Computational Thinking
Computational thinking is about how to solve a problem. A computational thinker has to turn the problem into something that could be solved with an algorithm, then try to create that algorithm. For a solution to be correct, they use logical reasoning, test data and user feedback. It is necessary for any programmer
Abstraction
Abstraction is part of the first step. It is the process of removing unnecessary details while maintaining the core aspects. This helps to simplify problems.
- When you take brief meeting notes you use abstraction
- Signs are forms of abstractions, hazard signs for chemistry or highway signs
- Little man computer is an abstraction of how a real computer might work.
This also happened with coding languages. It evolved from machine code, 0s and 1s. To the next generation with mnemonic codes representing instructions. Then to BASIC and FORTRAN. Where programmers didn’t need to worry about how variables were stored.
Euler’s famous bridge problem was abstraction too. He simplified the map into just the bridges, into a ‘graph’. This type of abstraction (by generalisation) is common in OOP. Where you group similar things.

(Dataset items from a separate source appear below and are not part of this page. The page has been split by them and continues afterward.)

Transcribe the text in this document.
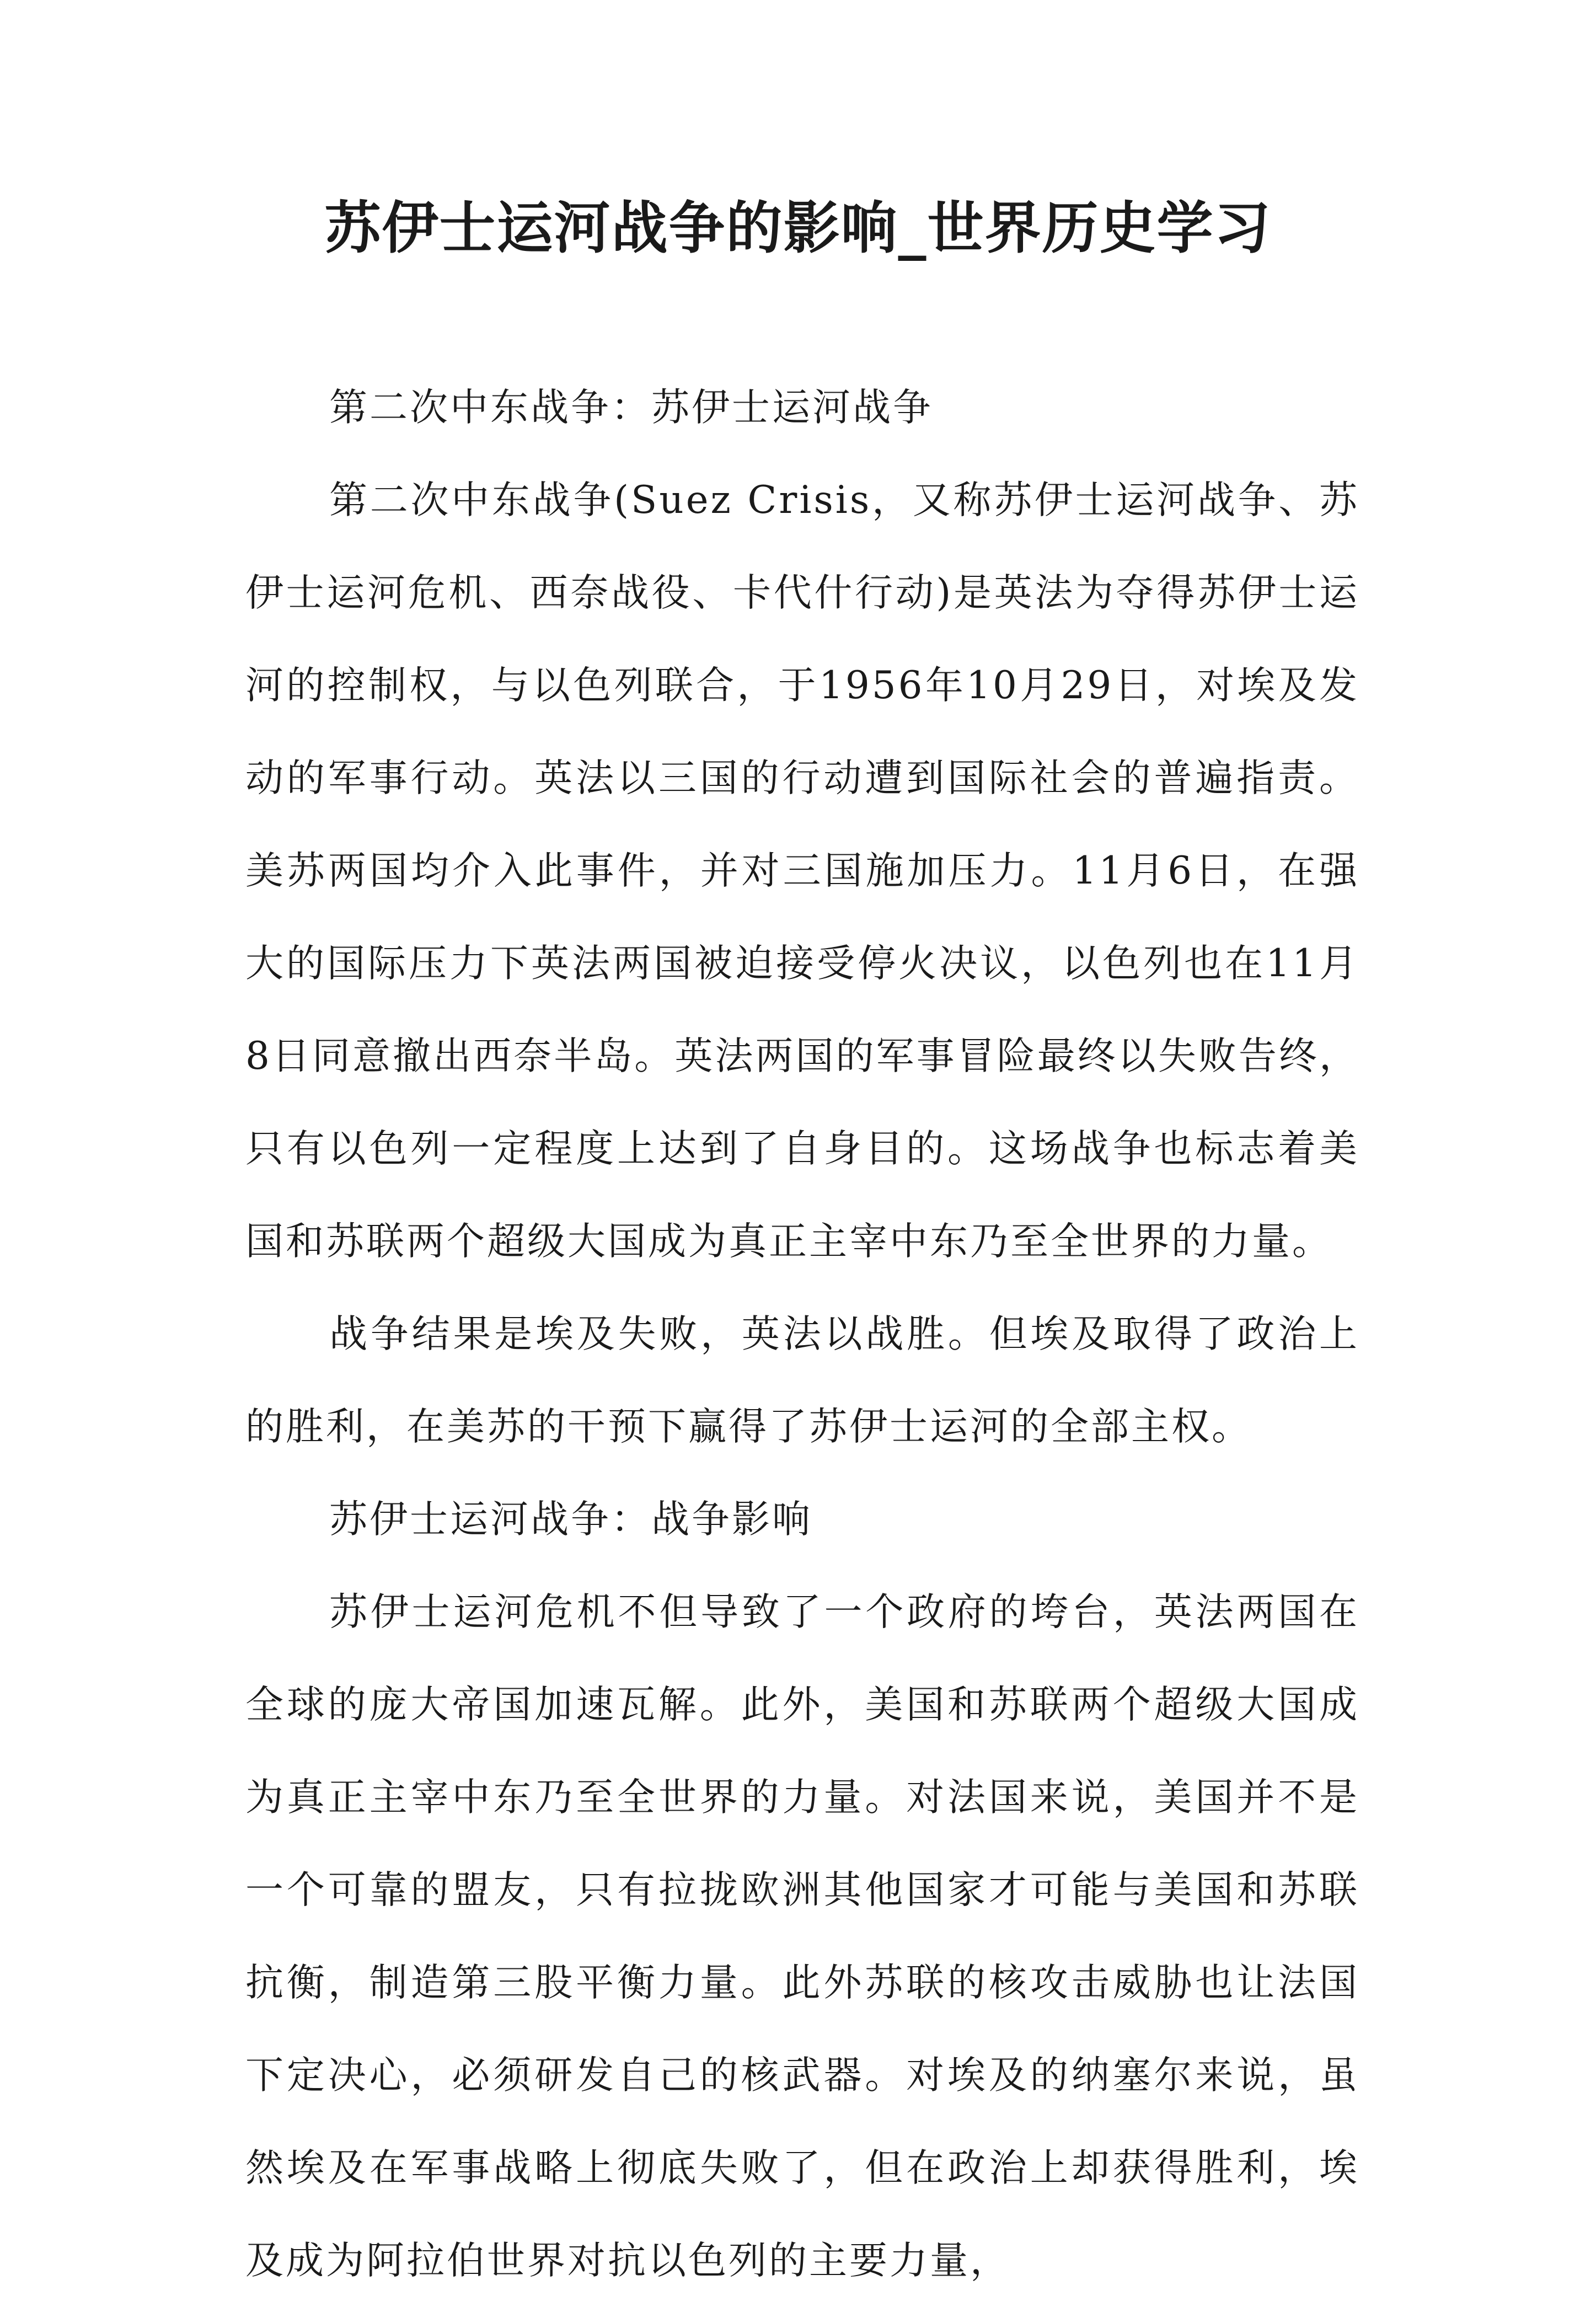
苏伊士运河战争的影响_世界历史学习

第二次中东战争：苏伊士运河战争

第二次中东战争(Suez Crisis，又称苏伊士运河战争、苏伊士运河危机、西奈战役、卡代什行动)是英法为夺得苏伊士运河的控制权，与以色列联合，于1956年10月29日，对埃及发动的军事行动。英法以三国的行动遭到国际社会的普遍指责。美苏两国均介入此事件，并对三国施加压力。11月6日，在强大的国际压力下英法两国被迫接受停火决议，以色列也在11月8日同意撤出西奈半岛。英法两国的军事冒险最终以失败告终，只有以色列一定程度上达到了自身目的。这场战争也标志着美国和苏联两个超级大国成为真正主宰中东乃至全世界的力量。

战争结果是埃及失败，英法以战胜。但埃及取得了政治上的胜利，在美苏的干预下赢得了苏伊士运河的全部主权。

苏伊士运河战争：战争影响

苏伊士运河危机不但导致了一个政府的垮台，英法两国在全球的庞大帝国加速瓦解。此外，美国和苏联两个超级大国成为真正主宰中东乃至全世界的力量。对法国来说，美国并不是一个可靠的盟友，只有拉拢欧洲其他国家才可能与美国和苏联抗衡，制造第三股平衡力量。此外苏联的核攻击威胁也让法国下定决心，必须研发自己的核武器。对埃及的纳塞尔来说，虽然埃及在军事战略上彻底失败了，但在政治上却获得胜利，埃及成为阿拉伯世界对抗以色列的主要力量，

Data abstraction is similar. You can hide how details are stored because they are unnecessary for the programmer, as above. Some examples are Queues and Stacks, my other page.
Thinking Ahead
- Using abstraction we only need the input and the expected output as the start to solve a problem.
- You need to define the problem, before trying to solve it.
- If you have solved it but it only works in specific conditions specify this in documentation as a precondition.
Preconditions can let the subroutine be reusable. Your subroutine won’t fail, and its user will know why if it does. Caching is storing temporary data or instructions that have been used recently or need to be reused. This means fast access and higher efficiency
Thinking Procedurally
Problem decomposition, breaks problems into subproblems, Top-down design breaks these down further and further into smaller manageable tasks. This makes writing, testing and maintenance easier. Hierarchy charts can represent this.